Monday, 29 de April de 2024 ISSN 1519-7670 - Ano 24 - nº 1285

Um acordo que não é de paz

ANTI-SEMITISMO

O filme Gentlemen Agreement (acordo de cavalheiros), de Elia Kazan (1947), conta a história de um jornalista que finge ser judeu ao se mudar para Nova York. O protagonista escamoteia uma discriminação cuja principal inovação é o fato de não ser verbalizada, de ficar no ar. Qualquer acusado de preconceito ficaria envergonhado, mas o mal se mostra extremamente penetrante até nas mais refinadas camadas sociais.

Na história americana, o termo "acordo de cavalheiros" também se refere a pactos diplomáticos silenciosos e informais. Na opinião de Seth Lipsky [The Wall Street Journal, 31/10/01], ultimamente parece que um novo acordo desse tipo está se firmando. Para ele, este é um tempo de misturas perigosas, que combinam o clássico anti-semitismo com diplomacia internacional. E o acordo que está em prática agora visa isolar Israel durante o julgamento da guerra contra um terrorismo que, entre outros objetivos, pretende justamente isolar Israel.

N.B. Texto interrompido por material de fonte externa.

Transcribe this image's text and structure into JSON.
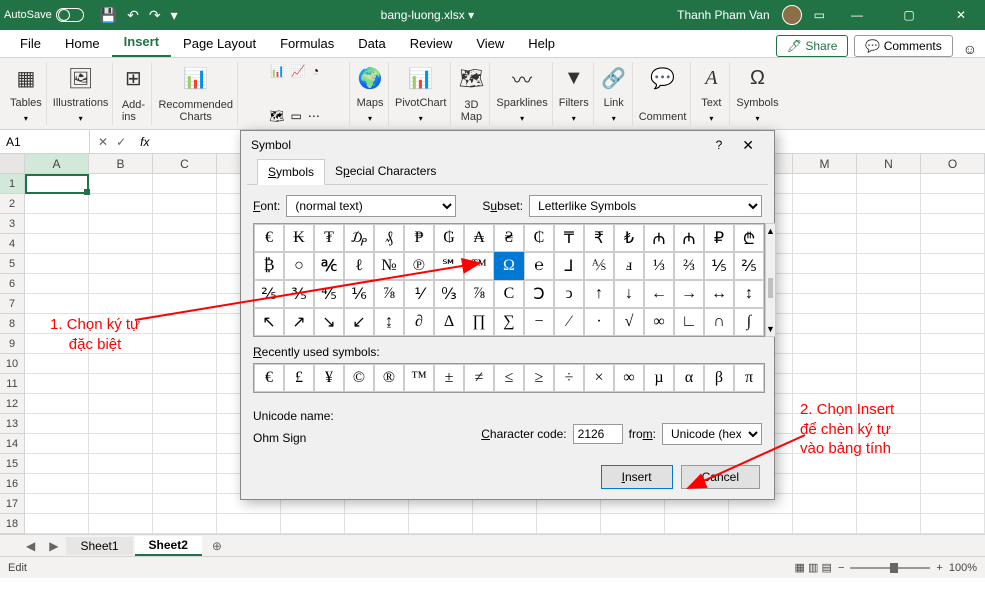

Todos vêem o que está acontecendo, mas ninguém está disposto a chamar o fenômeno pelo nome. Nos últimos dias houve casos espetaculares de jornalistas soltando os cachorros contra os que passeiam por entre idéias anti-semitas. A título de exemplo, ocorreu o histórico debate entre Judith Miller, repórter do New York Times especializada em bioterrorismo, e Dana Suyyagh, produtora da TV árabe al-Jazira. Judith pôs a corda no pescoço de Dana quando esta admitiu que quando sua emissora noticia os ataques nos EUA refere-se aos suicidas árabes como terroristas e, ao descrever homens-bomba igualmente suicidas que atingem civis israelenses, usa o termo "mártir".

É cada vez maior o número de editores e repórteres que reconhecem esse tipo de hostilidade antijudeus e anti-Israel. Há outros numerosos exemplos de anti-semitismo despontando na mídia, citados no artigo de Lipsky. A resposta de alguns jornais mostra que as pessoas estão começando a enxergar mais profundamente e perceber que ainda existem os velhos ódios e preconceitos vivos há séculos. E, na opinião de Lipsky, isso é suficiente para gerar pelo menos alguma esperança de que, desta vez, o acordo entre cavalheiros não seja tão cavalheiresco.

REVISTAS DE COMPORTAMENTO

Carrie Tuhy, editora-executiva da Real Simple, está satisfeita com a edição de novembro da revista. Lendo na diagonal as reportagens à luz dos ataques terroristas, achou todos os artigos muito apropriados, segundo David Handelman [The New York Times, 29/10/01]. Entre eles, um sobre uma monja zen-budista que fala sobre tornar as más experiências em lições de vida positivas; um dossiê sobre os medos femininos; uma reportagem sobre compra de velas; e a página de frases inspiradoras focadas na palavra "bênção".

A fórmula de trazer mensagens de conforto em tempos conturbados como estes está surtindo efeito entre os leitores ? e não é exclusividade da Simple Real. Uma porção de outras revistas parece estar amenizando a situação, em tempos difíceis para a economia e em especial para o mercado editorial, ao estimular em seus artigos a sensação de acolhimento.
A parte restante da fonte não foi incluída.